GOP Report Ignites Fury: Did Liz Cheney Torch J6 Evidence? Calls for Prison Time Mount

Washington, D.C. – A scorching Republican broadside has thrust former Rep. Liz Cheney back into the political inferno, accusing her of obliterating crucial evidence from the January 6 investigation and demanding she face federal prison time for what critics call a blatant obstruction of justice. The 128-page interim report from the House Administration Subcommittee on Oversight, released Tuesday by Chairman Barry Loudermilk, R-Ga., brands Cheney’s actions “criminal witness tampering” and urges the FBI to probe her role in the now-defunct select committee.

At the epicenter: Cheney’s alleged orchestration of deleted records, including up to 900 unarchived interview transcripts and summaries, which the report claims sabotaged President Trump’s defense in ongoing probes. “Numerous federal laws were likely broken,” the document thunders, spotlighting Cheney’s private texts to Cassidy Hutchinson, a key aide whose explosive testimony painted Trump as raging over a Capitol breach. The committee, Loudermilk argues, suppressed exonerating details—like Trump’s push for 10,000 National Guard troops—while peddling a “politicized narrative” with Hollywood flair. Trump, amplifying the assault on Truth Social, roared: “Liz Cheney should go to jail for destroying evidence!”

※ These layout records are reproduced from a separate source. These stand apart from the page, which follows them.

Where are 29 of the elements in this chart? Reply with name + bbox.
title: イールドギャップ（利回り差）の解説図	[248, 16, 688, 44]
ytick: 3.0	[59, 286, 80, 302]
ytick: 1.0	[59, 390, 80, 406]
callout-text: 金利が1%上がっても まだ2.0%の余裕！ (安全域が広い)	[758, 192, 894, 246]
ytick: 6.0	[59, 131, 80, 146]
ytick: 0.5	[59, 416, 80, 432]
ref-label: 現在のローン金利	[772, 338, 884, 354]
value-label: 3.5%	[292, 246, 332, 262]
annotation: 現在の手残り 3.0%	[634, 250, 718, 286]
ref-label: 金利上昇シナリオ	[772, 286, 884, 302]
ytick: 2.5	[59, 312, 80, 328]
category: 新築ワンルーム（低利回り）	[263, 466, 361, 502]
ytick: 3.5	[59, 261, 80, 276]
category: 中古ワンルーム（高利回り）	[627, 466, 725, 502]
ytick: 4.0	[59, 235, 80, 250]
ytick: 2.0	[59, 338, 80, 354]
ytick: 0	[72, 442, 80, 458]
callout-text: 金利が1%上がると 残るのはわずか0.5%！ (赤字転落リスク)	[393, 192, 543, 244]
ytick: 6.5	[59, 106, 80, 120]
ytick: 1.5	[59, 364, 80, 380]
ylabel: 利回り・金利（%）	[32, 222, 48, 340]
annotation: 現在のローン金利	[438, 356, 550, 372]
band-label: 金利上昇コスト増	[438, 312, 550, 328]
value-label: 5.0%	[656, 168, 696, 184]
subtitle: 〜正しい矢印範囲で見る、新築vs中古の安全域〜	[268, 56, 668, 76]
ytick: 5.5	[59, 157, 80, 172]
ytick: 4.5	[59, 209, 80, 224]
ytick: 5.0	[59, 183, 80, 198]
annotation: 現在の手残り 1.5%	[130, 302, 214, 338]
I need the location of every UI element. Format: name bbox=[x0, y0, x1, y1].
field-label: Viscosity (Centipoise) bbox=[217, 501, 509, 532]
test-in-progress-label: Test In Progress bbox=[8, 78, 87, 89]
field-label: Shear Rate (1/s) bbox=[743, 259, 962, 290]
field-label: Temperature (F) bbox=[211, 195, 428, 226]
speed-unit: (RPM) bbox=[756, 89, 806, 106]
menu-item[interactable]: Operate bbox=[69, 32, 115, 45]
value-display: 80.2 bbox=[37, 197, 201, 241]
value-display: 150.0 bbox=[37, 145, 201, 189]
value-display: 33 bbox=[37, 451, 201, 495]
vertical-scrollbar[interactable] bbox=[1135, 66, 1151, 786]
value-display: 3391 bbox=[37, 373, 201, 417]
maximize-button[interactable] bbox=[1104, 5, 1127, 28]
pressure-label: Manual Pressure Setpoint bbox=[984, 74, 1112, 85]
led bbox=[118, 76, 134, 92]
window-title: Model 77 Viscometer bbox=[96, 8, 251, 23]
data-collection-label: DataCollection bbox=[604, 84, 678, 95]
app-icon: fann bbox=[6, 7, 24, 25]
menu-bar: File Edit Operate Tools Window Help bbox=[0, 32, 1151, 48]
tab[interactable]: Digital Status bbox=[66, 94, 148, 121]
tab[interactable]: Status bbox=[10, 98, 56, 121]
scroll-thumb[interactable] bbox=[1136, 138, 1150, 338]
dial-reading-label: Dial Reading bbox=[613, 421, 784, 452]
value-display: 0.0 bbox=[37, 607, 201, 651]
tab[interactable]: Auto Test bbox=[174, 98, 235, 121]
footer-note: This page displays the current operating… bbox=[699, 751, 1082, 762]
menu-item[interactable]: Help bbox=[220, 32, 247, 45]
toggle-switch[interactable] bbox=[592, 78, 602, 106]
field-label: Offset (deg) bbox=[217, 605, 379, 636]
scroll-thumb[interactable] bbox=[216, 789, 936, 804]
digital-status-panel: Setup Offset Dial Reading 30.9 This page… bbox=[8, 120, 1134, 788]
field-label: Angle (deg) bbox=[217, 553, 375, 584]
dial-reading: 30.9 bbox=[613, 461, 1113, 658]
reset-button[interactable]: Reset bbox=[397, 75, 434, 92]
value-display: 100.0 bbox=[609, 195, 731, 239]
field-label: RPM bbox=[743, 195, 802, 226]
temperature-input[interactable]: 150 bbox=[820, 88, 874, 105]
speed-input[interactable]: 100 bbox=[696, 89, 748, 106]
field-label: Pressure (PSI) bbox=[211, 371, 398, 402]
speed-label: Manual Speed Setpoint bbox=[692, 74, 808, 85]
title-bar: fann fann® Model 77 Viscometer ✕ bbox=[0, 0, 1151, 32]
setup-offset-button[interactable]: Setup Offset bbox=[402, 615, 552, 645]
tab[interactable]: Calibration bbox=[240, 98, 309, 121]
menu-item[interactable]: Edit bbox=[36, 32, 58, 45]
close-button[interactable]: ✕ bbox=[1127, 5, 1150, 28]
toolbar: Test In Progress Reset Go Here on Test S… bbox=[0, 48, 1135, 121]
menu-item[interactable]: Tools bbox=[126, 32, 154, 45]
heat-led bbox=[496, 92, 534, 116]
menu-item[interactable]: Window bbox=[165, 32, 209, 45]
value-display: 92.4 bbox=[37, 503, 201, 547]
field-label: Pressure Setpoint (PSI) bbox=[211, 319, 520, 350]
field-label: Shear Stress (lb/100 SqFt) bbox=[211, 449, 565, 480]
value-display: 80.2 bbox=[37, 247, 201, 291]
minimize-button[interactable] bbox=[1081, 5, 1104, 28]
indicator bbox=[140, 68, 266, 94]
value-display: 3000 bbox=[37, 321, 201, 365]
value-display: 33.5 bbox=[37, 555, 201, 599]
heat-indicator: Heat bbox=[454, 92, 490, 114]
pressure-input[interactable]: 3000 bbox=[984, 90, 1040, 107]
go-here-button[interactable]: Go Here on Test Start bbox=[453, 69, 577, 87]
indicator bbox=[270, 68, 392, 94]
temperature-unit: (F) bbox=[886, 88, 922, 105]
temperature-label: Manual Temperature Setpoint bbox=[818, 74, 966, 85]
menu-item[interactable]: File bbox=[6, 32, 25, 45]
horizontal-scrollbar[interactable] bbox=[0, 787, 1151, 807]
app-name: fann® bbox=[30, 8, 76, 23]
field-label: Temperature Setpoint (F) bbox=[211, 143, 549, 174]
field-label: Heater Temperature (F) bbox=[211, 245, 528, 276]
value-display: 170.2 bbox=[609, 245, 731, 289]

Cheney, the Wyoming Republican ousted in a 2022 primary for her anti-Trump crusade, fired back unbowed. “This is a malicious and cowardly assault on the truth,” she retorted, insisting the panel preserved all legally required materials, now online via the Government Publishing Office. Over 800 pages of reports, transcripts, and exhibits stand public, she noted, dismantling claims of a cover-up. Allies like former Rep. Adam Kinzinger echoed: “No reputable lawyer would take this seriously.” Democrats, including Ranking Member Robert Garcia, slammed the report as a “sham” distraction from the shutdown, with the ACLU warning of a chilling effect on congressional probes.

The stakes? A DOJ referral that could net Cheney up to 20 years if obstruction charges stick—echoing Watergate-era reckonings. Yet legal eagles doubt traction: Precedents shield lawmakers’ deliberations, and no smoking gun proves intent. As midterms loom, Trump’s vengeance tour gains steam, but Cheney’s Teflon legacy endures. Prison for the patriot or politics as usual? In D.C.’s grudge arena, the verdict’s still out.